На сиденье против меня дремала женщина. Одной рукой она прижимала к себе маленькую девочку, что-то без умолку рассказывавшую матери, а другой крепко держала объемистую авоську с продуктами. На ухабах и крутых поворотах женщина просыпалась на миг и быстро говорила девочке — да-да-да, доченька, все правильно… — и сразу же погружалась в зыбкий, неглубокий сон. У женщины было тонкое усталое лицо. Я смотрел на нее и испытывал печаль и нежность.
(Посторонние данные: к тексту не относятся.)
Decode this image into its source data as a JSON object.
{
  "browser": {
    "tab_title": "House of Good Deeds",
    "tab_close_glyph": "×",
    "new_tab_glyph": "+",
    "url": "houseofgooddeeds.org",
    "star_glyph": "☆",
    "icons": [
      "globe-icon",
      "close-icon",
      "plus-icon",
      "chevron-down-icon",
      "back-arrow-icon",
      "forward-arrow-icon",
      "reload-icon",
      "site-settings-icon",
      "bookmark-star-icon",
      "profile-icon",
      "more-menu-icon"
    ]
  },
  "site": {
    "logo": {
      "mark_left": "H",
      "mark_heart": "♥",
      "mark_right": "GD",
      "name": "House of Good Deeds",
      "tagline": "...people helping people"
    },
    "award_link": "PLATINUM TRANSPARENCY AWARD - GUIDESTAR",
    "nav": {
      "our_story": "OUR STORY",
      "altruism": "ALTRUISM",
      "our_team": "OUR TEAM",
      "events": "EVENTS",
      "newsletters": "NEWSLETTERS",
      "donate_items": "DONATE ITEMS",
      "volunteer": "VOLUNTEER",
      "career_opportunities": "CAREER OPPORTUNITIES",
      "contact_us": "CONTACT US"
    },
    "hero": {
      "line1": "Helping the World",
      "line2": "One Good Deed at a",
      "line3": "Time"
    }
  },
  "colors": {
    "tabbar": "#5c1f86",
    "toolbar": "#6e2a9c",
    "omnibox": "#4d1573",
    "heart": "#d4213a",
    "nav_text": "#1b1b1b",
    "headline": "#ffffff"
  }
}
Наверное, Лила, возвращаясь с работы, тоже дремлет в автобусе. Женщины сильно устают.
Наверняка бойкая летчица-официантка Марина восприняла бы мою попутчицу как знак неполучившейся, неудачной жизни. Но эта несостоявшаяся жизнь проходила отдельно от Марины, мчащейся сейчас на работу в «тачке» или на попутном «леваке»…
В те редкие дни, когда мне удается пораньше закончить свои невеселые делишки, я захожу в школу за Маратиком. После занятий он остается на «продленку», которую потом еще продлевает игрой в футбол до того мига, когда мяч можно найти на поле только ощупью. Тогда игра кончается и он идет домой. Нет, нашего сына при всем желании не назовешь домоседом.
И ладно бы, коли дом был пуст, скучно юному джентльмену обретаться одному в четырех стенах. А то ведь бабушка дома, моя почтенная теща Валентина Степановна Пелех. Любой человек может соблазниться перспективой поговорить с моей тещей по душам, так много полезных сведений накопила она за свою долгую жизнь. И, слава богу, не делает их секретом, а рассказывает всем желающим подробно, убедительно, безостановочно. Бестолковый неблагодарный внук, мой сын, не ценит даровой возможности обогатиться духовно, а хочет, наоборот, с такими же обормотами, как он сам, гонять на пустыре за школой в футбол.
Я, конечно, не одобряю его, но отчасти понимаю. И грозные риторические вопросы тещи — «Скажи, чугунный язык, отец ты ему или нет?» — оставляю без ответов. Я люблю неутомимую на добро и разговоры бабушку Валентину, но по удивительной прихоти сердца почему-то Маратку люблю еще больше. И всякий раз, обещая теще поговорить с сыном, иду на заведомую ложь. Дело в том, что я не верю в воспитательную силу нравоучительных слов и дисциплинарных указаний. Из тех житейских наблюдений, которые мне удалось накопить как следователю и как отцу, то есть педагогу-практику, я сделал для себя один вывод: обычно, вырастая, дети становятся такими же, как их родители. Когда мне случается вести дела несовершеннолетних преступников из благополучных или высокопоставленных семей, вокруг раздается взволнованно-недоумевающий клекот: «Непостижимо… Кто бы мог подумать… такая прекрасная семья… выродок… Такие достойные родители…»
А я не верю в то, что ребенок этот выродок, а родители — достойные люди. Просто ребенок много лет учился в своем доме тому, что было скрыто от посторонних глаз достойным фасадом респектабельного благополучия. И однажды — из-за детской глупости или дерзости — всплыло на всеобщий погляд то, что так умело скрывали родители.
Со смирением и грустной улыбкой воспринимаю я гневные пророчества своей тещи: «Посмотришь-посмотришь, каменное сердце, вырастет мальчик такой же, как ты…» Напрягая свою деликатность до последнего предела, Валентина Степановна не уточняет, каким именно вырастет Маратка, но по тону ясно, что невысок в ее глазах мой человеческий и общественный коэффициент.
Жаль, моя теща не знакома с Шатохиным, иначе по принципу сопоставления она бы объяснила Маратке раз и навсегда, что, занимаясь дома уроками и беседуя с ней вместо бессмысленной футбольной гоньбы, он мог бы вырасти таким прекрасным человеком, как мой прокурор.